The refinery will initially be transformed into a terminalling facility to import fuel in bulk for onward shipping to the Caricom market.
Khan added that even though the company will have to now import fuel, there will be no change to the fuel subsidy. The fuel subsidy is estimated to be $900 million this fiscal year. There’s also a subsidy on liquefied petroleum gas (LPG) or cooking gas, for about $500 million. Petrotrin absorbs the LPG subsidy, but state-owned fuel distributor, National Petroleum, absorbs the fuel subsidy, so the change at Petrotrin will not impact the current subsidy model.

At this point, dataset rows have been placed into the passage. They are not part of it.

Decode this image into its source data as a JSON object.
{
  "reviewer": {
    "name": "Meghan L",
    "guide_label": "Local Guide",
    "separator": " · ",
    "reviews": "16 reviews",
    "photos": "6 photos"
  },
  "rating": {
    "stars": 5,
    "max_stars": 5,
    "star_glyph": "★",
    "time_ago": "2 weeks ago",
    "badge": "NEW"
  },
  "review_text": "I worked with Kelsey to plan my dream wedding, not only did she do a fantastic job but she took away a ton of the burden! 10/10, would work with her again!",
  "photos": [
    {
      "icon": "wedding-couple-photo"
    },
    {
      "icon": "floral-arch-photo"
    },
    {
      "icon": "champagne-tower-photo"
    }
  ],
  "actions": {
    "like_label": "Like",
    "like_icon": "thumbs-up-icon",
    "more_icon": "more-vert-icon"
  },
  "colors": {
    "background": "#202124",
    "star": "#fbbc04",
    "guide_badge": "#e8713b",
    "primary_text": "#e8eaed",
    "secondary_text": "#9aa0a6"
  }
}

Khan also defended the government’s reticence to publicly comment on the decision to close the refinery. Dr Rowley is expected to address the nation on Sunday. “The announcement was made by the board of directors. Everybody in this country says it’s political interference that killed Petrotrin, so we empowered the board. We gave them the autonomy to act. They made a proposal, it was approved by Cabinet. We don’t have to be on a ball-by-ball commentary in that regard because the very thing the population is accusing the politicians of is what you are asking me to do.”